Britain’s membership of the European Union is a hot topic in the run-up to the General Election. On one side of the debate, UKIP argue that Britain should be “released from the shackles of the interfering EU”, while the Labour Party plan to stay and “work to change the EU in the best interests of Britain”. The Conservatives and the Green Party both plan to implement an in-out referendum to decide the issue. But with so many claims and statistics being thrown around, it is difficult to know what to believe with regard to the relationship between Britain and the EU.

The primary issue which is under debate is whether the EU offers Britain good value for money.
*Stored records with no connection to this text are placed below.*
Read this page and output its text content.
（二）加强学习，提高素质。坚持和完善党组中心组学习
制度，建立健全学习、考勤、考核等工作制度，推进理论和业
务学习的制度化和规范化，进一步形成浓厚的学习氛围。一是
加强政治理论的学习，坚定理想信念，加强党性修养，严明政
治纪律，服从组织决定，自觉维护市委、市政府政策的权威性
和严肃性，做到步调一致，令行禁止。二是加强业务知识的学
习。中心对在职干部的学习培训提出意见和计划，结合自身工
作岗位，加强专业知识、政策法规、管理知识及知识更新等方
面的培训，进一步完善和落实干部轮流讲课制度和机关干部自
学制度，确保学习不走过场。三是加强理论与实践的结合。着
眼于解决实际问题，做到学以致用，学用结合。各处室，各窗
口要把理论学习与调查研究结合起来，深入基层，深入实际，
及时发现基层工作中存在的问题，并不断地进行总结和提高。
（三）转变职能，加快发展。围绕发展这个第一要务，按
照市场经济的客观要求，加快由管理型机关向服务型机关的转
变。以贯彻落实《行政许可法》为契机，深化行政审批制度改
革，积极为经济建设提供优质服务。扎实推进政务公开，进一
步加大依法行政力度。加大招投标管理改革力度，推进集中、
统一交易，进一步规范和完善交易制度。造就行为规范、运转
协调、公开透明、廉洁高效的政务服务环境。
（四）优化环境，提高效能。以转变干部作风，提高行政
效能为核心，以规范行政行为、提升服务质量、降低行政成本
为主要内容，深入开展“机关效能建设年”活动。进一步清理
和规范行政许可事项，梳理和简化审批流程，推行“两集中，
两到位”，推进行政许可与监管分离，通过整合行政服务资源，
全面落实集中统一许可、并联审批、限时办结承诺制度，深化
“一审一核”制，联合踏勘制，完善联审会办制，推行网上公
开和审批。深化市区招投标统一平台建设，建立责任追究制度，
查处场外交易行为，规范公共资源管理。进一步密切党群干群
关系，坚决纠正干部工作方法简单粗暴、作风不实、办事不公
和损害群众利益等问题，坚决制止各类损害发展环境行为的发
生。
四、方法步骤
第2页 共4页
As Britain is a net contributor, it hands over more money to the EU than it gets back. In 2013, Britain’s net contribution to the EU was £11.3bn. Although this figure sounds like a lot, to put this in context in that year total government expenditure was £720bn, making EU contributions a tiny proportion of this. This money goes towards funding development schemes, addressing social issues and research programmes across EU member states. In Britain, EU funding has helped to renovate Birmingham’s city centre and railway station and to build pedestrian bridges in Newcastle and Glasgow, among others. As well as directly giving money to Britain, our membership of the EU brings further financial advantage through trade. The Single Market allows us to trade freely with other EU member states without facing tariff barriers. The Department of Business, Innovation and Skills has estimated that as a result of the Single Market EU member states trade twice as much with each other. The European Union is Britain’s largest trading partner, as over 50% of our total trade in goods and services are exported to other member states. Additionally, the ability to access the Single Market has driven Foreign Direct Investment, as companies look to base themselves in Britain in order to access tariff-free trade with other member states. These companies help to fuel the economy through providing jobs and driving regeneration in their local area.

That is not to say, however, that the European Union is without its drawbacks. The most highly publicised issue surrounding the EU and Britain is the right to freedom of movement. This EU-protected right allows citizens of member states to relocate freely within the European Union. Although this allows Britain to gain skilled workers to contribute to the economy, uncontrolled immigration puts a strain on areas such as healthcare and education. Moreover, this directive is evidence of another criticism of the EU: the removal of sovereignty from member states. As the EU will pass laws in the interests of the EU as a whole, Britain’s national concerns are sidelined.

If Britain were to leave the EU, it would nonetheless have to comply with EU regulations in order to continue to trade with member states. While Eurosceptics hold up Norway and Switzerland as models of countries that have succeeded without EU membership, this is reliant on Britain’s ability to negotiate similar relationships with the EU as the aforementioned countries. If this is not possible, the trade barriers which could be placed on British goods being imported into Europe could render them uncompetitive, thus endangering the many British businesses which are reliant on European trade, as well as discouraging businesses from basing themselves here. As it stands, it is impossible to weigh up the true cost or benefit of leaving the EU as we cannot predict the terms on which such an exit would take place.